Process Model 3:
This is an improved version of process model 2. Following the comments from the previous session, I changed the dimensions of the Sub-dominant from a tall cuboid to a thin rectangle. I also tried to make it 1/3 the size of the Dominant; the ideal size. But turns out an exact 1/3 is not as aesthetic as I expected. A 1/3>x<1/2 would be more appealing.
Both the Sub-dominant and Sub-ordinate are placed at the 1/3 of the Dominant. The Sub-dominant being close the the bottom also creates some tension.
Having the Sub-dominant and Sub-ordinate jut out the side of the Dominant allows them to be visible from the back. A sneak peek of the Sub-dominant and Sub-ordinate raises curiosity and wonder. (the Zing factor)
Then when you view it from the side, you realize how the whole thing is being connected and how the Sub-dominant is being held up.
Process model 4 (Chosen):
In this iteration, I was going for the same concept as the previous model (process model 3) – aiming to raise curiosity and wonder from a certain view. This time from the front.
A tiny gap between the Dominant and Sub-dominant is intended. The suspension of the Sub-dominant makes the viewer wonder “How?”.
Seeing the Sub-ordinate peeking out from the side; you think “Oh! What’s this?!”. It makes you want to find out more.
Then when you turn to another angle you get your answer.
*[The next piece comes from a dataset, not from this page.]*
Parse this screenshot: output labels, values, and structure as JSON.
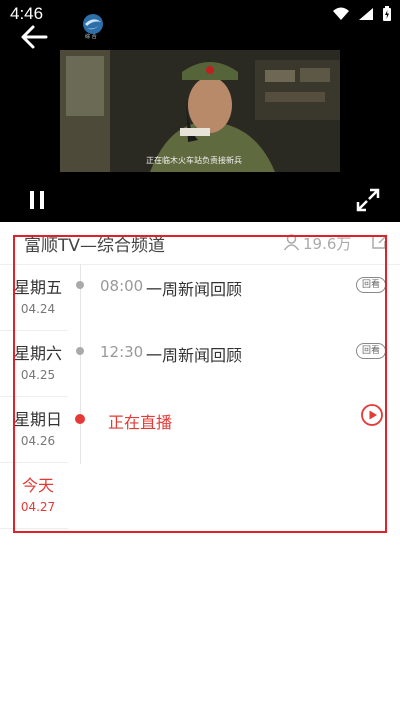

The Dominant and Sub-dominant is connected by the Sub-ordinate.
I decided to use materials of different weight to display the Zing effect.
The Dominant will be a volume made of frames versus the Sub-dominant made of solid opaque material; makes one question “How?”. Then the Sub-ordinate will be made transparent to make the Sub-dominant seem as if it is really floating.